Rechtlich schwierig wird es bei sogenannten Zuggeräten und ähnlichen technischen Hilfsmitteln, welche an einen vorhandenen Rollstuhl angekoppelt werden können. Wenn diese lediglich dazu dienen sollen, dem Behinderten eine Art „Behindertendreirad“ zur Verfügung zu stellen, fällt dies nach der Rechtsprechung der Sozialgerichte nicht in den Leistungsbereich der Krankenversicherung. Behindertendreiräder werden nur jugendlichen Versicherten bis zur Beendigung des 16. Lebensjahres zugebilligt. Anders verhält es sich hingegen dann, wenn ein Zuggerät eine klare medizinisch-therapeutische Zielrichtung hat und im Rahmen der Krankenbehandlung eingesetzt werden soll. Dies kann dann der Fall sein, wenn der spezifische Einsatz des Zuggerätes, z.
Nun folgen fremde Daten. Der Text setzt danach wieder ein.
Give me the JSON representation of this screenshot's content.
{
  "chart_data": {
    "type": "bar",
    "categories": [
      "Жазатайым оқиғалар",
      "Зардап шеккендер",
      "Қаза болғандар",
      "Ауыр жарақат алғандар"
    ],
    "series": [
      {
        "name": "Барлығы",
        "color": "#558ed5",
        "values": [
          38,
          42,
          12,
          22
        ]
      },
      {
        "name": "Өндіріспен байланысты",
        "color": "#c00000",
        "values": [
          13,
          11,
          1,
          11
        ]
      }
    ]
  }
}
B. durch Benutzung der Handkurbel, Krankengymnastik ersetzt und Teil des ärztlichen Therapieplanes ist.

Tipp: Da Krankenkassen nicht nur Sparzwängen unterliegen, sondern in vielen Fällen die persönliche Situation eines Behinderten nicht kennen oder nicht verstehen, ist es auf jeden Fall ratsam, bei einer Versorgungsablehnung Widerspruch einzulegen und die konkrete Situation ausführlich zu erläutern. Denn die Sachbearbeiter der Krankenkassen und auch des Medizinischen Dienstes überprüfen Sachverhalte bei der ersten Einschätzung oft nur flüchtig.